For many, the knowledge of French food does not stretch too far. For long, the only French food I knew was French fries. Sadly, this piece of information, I later learnt, was entirely false. French fries, with links to the country right in its name, could well have originated in Belgium. It seems I am not alone in possessing threadbare awareness of what is touted to be the most sophisticated cuisine in the world. Many of my friends, after consuming mountains of French fries, have claimed to be equally ignorant about the feted cuisine.
Despite the gastronomy boom in post-liberalised India, French food never took flight in the way Italian cuisine and American fast food did. Even in the later years of a free-market economy, Asian cuisines in general, and Japanese cuisine in particular, tickled the taste buds of Indian diners.

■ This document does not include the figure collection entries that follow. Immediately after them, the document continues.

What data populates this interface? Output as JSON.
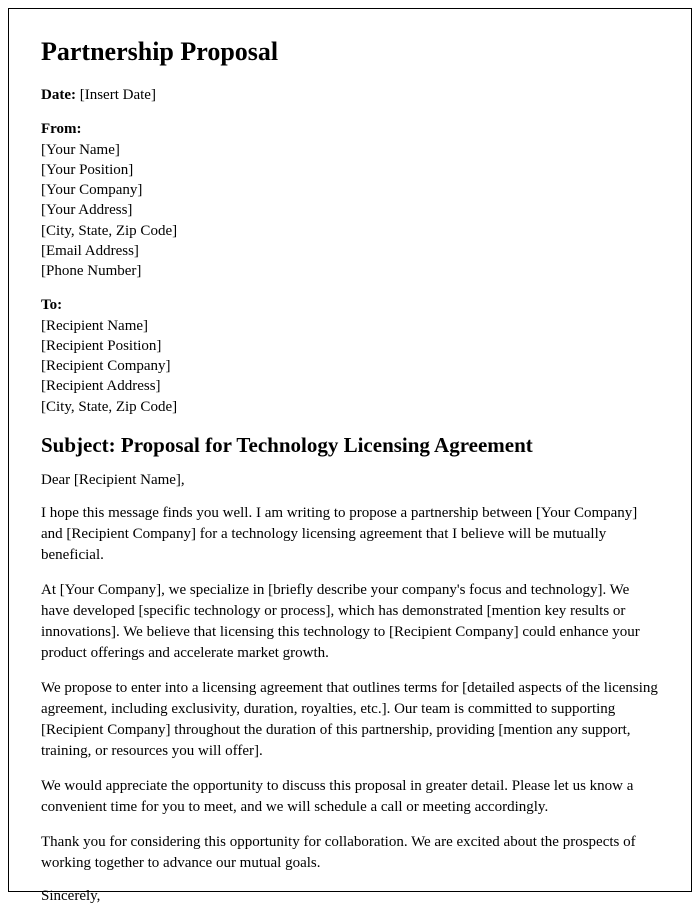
{
  "title": "Partnership Proposal",
  "date": {
    "label": "Date:",
    "value": "[Insert Date]"
  },
  "from": {
    "label": "From:",
    "lines": [
      "[Your Name]",
      "[Your Position]",
      "[Your Company]",
      "[Your Address]",
      "[City, State, Zip Code]",
      "[Email Address]",
      "[Phone Number]"
    ]
  },
  "to": {
    "label": "To:",
    "lines": [
      "[Recipient Name]",
      "[Recipient Position]",
      "[Recipient Company]",
      "[Recipient Address]",
      "[City, State, Zip Code]"
    ]
  },
  "subject": "Subject: Proposal for Technology Licensing Agreement",
  "greeting": "Dear [Recipient Name],",
  "paragraphs": [
    "I hope this message finds you well. I am writing to propose a partnership between [Your Company] and [Recipient Company] for a technology licensing agreement that I believe will be mutually beneficial.",
    "At [Your Company], we specialize in [briefly describe your company's focus and technology]. We have developed [specific technology or process], which has demonstrated [mention key results or innovations]. We believe that licensing this technology to [Recipient Company] could enhance your product offerings and accelerate market growth.",
    "We propose to enter into a licensing agreement that outlines terms for [detailed aspects of the licensing agreement, including exclusivity, duration, royalties, etc.]. Our team is committed to supporting [Recipient Company] throughout the duration of this partnership, providing [mention any support, training, or resources you will offer].",
    "We would appreciate the opportunity to discuss this proposal in greater detail. Please let us know a convenient time for you to meet, and we will schedule a call or meeting accordingly.",
    "Thank you for considering this opportunity for collaboration. We are excited about the prospects of working together to advance our mutual goals."
  ],
  "closing": "Sincerely,"
}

French cuisine, despite its deep links to various regions and trading stations in India, such as Puducherry and Chandannagar, had less dramatic influences on local food.
However, French cuisine did change its character and adopt a new course of journey when it came in contact with Indian spices and condiments. In an interview with online portal Women's Web, Lourdes Tirouvanziam-Louis, author of The Pondicherry Kitchen (2012) describes the outlines and inflections of the Franco-Pondicherry cuisine, revealing how interactions between diverse communities create complexities of flavour. “Many French dishes have been adapted to suit the Tamil palate, for example, the simple roast has become something very elaborate and tasty. The French would just use salt, pepper and roast the chicken but Pondicherrians add garlic, cinnamon, cloves, bay leaf, onions and ghee. The roast tastes different and definitely tastier!”

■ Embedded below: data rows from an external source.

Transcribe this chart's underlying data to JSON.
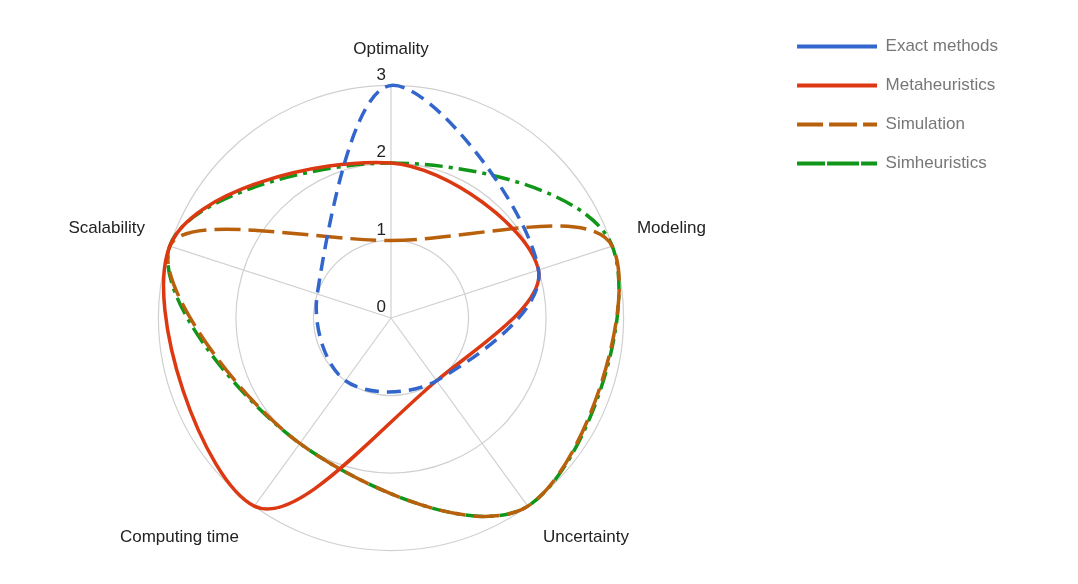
{
  "chart_data": {
    "type": "radar",
    "categories": [
      "Optimality",
      "Modeling",
      "Uncertainty",
      "Computing time",
      "Scalability"
    ],
    "series": [
      {
        "name": "Exact methods",
        "color": "#3366cc",
        "values": [
          3,
          2,
          1,
          1,
          1
        ],
        "line_style": "dashed"
      },
      {
        "name": "Metaheuristics",
        "color": "#dc3912",
        "values": [
          2,
          2,
          1,
          3,
          3
        ],
        "line_style": "solid"
      },
      {
        "name": "Simulation",
        "color": "#b8600c",
        "values": [
          1,
          3,
          3,
          2,
          3
        ],
        "line_style": "dashed"
      },
      {
        "name": "Simheuristics",
        "color": "#109618",
        "values": [
          2,
          3,
          3,
          2,
          3
        ],
        "line_style": "dashed"
      }
    ],
    "ylim": [
      0,
      3
    ],
    "yticks": [
      0,
      1,
      2,
      3
    ],
    "grid": true,
    "legend": "top right",
    "marker": "none"
  }
}
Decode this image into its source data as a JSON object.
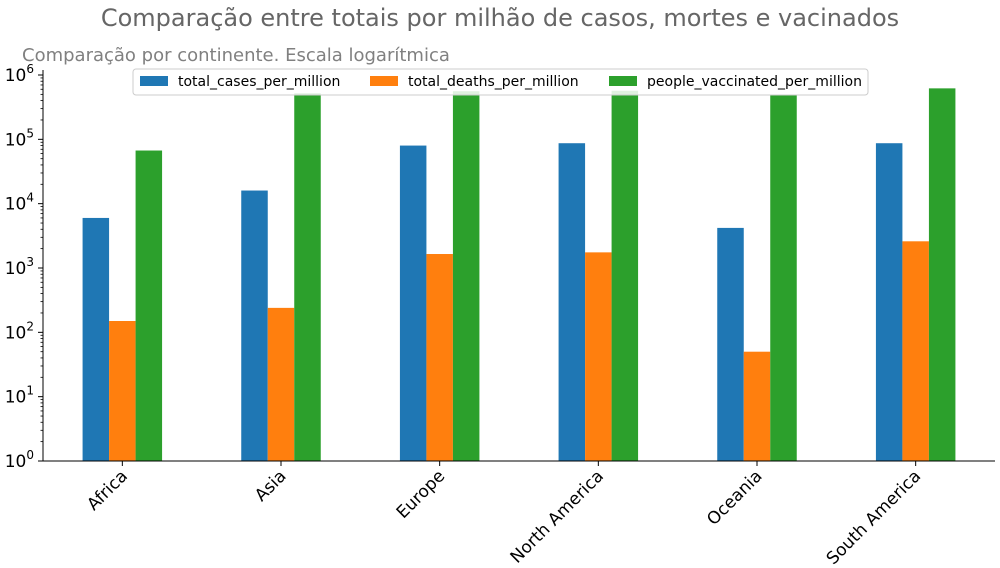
{
  "chart_data": {
    "type": "bar",
    "title": "Comparação entre totais por milhão de casos, mortes e vacinados",
    "subtitle": "Comparação por continente. Escala logarítmica",
    "xlabel": "",
    "ylabel": "",
    "yscale": "log",
    "ylim": [
      1,
      1000000
    ],
    "grid": false,
    "legend_position": "top-center",
    "categories": [
      "Africa",
      "Asia",
      "Europe",
      "North America",
      "Oceania",
      "South America"
    ],
    "series": [
      {
        "name": "total_cases_per_million",
        "color": "#1f77b4",
        "values": [
          6000,
          16000,
          80000,
          87000,
          4200,
          87000
        ]
      },
      {
        "name": "total_deaths_per_million",
        "color": "#ff7f0e",
        "values": [
          150,
          240,
          1650,
          1750,
          50,
          2600
        ]
      },
      {
        "name": "people_vaccinated_per_million",
        "color": "#2ca02c",
        "values": [
          67000,
          520000,
          560000,
          570000,
          490000,
          620000
        ]
      }
    ],
    "yticks": [
      {
        "value": 1,
        "base": "10",
        "exp": "0"
      },
      {
        "value": 10,
        "base": "10",
        "exp": "1"
      },
      {
        "value": 100,
        "base": "10",
        "exp": "2"
      },
      {
        "value": 1000,
        "base": "10",
        "exp": "3"
      },
      {
        "value": 10000,
        "base": "10",
        "exp": "4"
      },
      {
        "value": 100000,
        "base": "10",
        "exp": "5"
      },
      {
        "value": 1000000,
        "base": "10",
        "exp": "6"
      }
    ]
  }
}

Given the cuisine’s history in our country, it is heartening to see restaurants devoted to French fare opening up in the Delhi NCR region in such quick succession. Despite one or two lone predecessors, Paul (or Paul depuis 1889) can be seen as making definitive inroads into the French restaurant territory. In its latest outpost in the Select Citywalk Mall, Paul offers a procession of viennoiserie, tucked into a glass counter just like artworks in museum displays. Slide along the counter, to check out the trail of pain au chocolat, strawberry tart, apple turnover, lemon tartlet, passion fruit gateaux, almond croissant and other confections that speak of French culinary artistry.
Right at the entrance, Paul has a well-appointed coffee counter with state-of-the-art coffee machines. A series of tables, with white countertops complement the green and black interiors. Framed posters, illustrating artistically shot French classics like macarons, profiteroles and much else, create a spectrum of beauty across the entire dining area. The sprawling dining space is divided into sections, one of which with giant glass windows looking out to the mall façade, with a bustling play area and groves of palm trees.
The menu offers options both to the well-heeled as well as to those who would like to dip their toes into French cuisine for the first time. Newbies will do good to order the French onion soup, an entry point to a complex cuisine but also a promise of familiar flavours. It comes to diners in a scooped out bread bowl with ribbons of cheese and buttery onions.
Connoisseurs who have already navigated the nuances of French gastronomy, should go for the Himalayan trout, paired with an effervescent lemon basil sauce and polenta. It is a French dish alright, but the local fish brings with it the flavours of glaciers and mountains, perfect foil to the earthy polenta. This dish, however, is available only at the Select Citywalk outlet of Paul.
Signature salads are equally exceptional at the restaurant. Emmental cheese, green apple, carrot, walnut and raisins form a bed for slivers of succulent chicken to create a jumble of textures and a bright taste profile.
Round off your meal with desserts that could be translated as poems conjured from sugar and chocolate. The piece de resistance is the Fleur de lys, a slice of dark chocolate mousse that is an adventure for the tongue on a cloud of chocolate.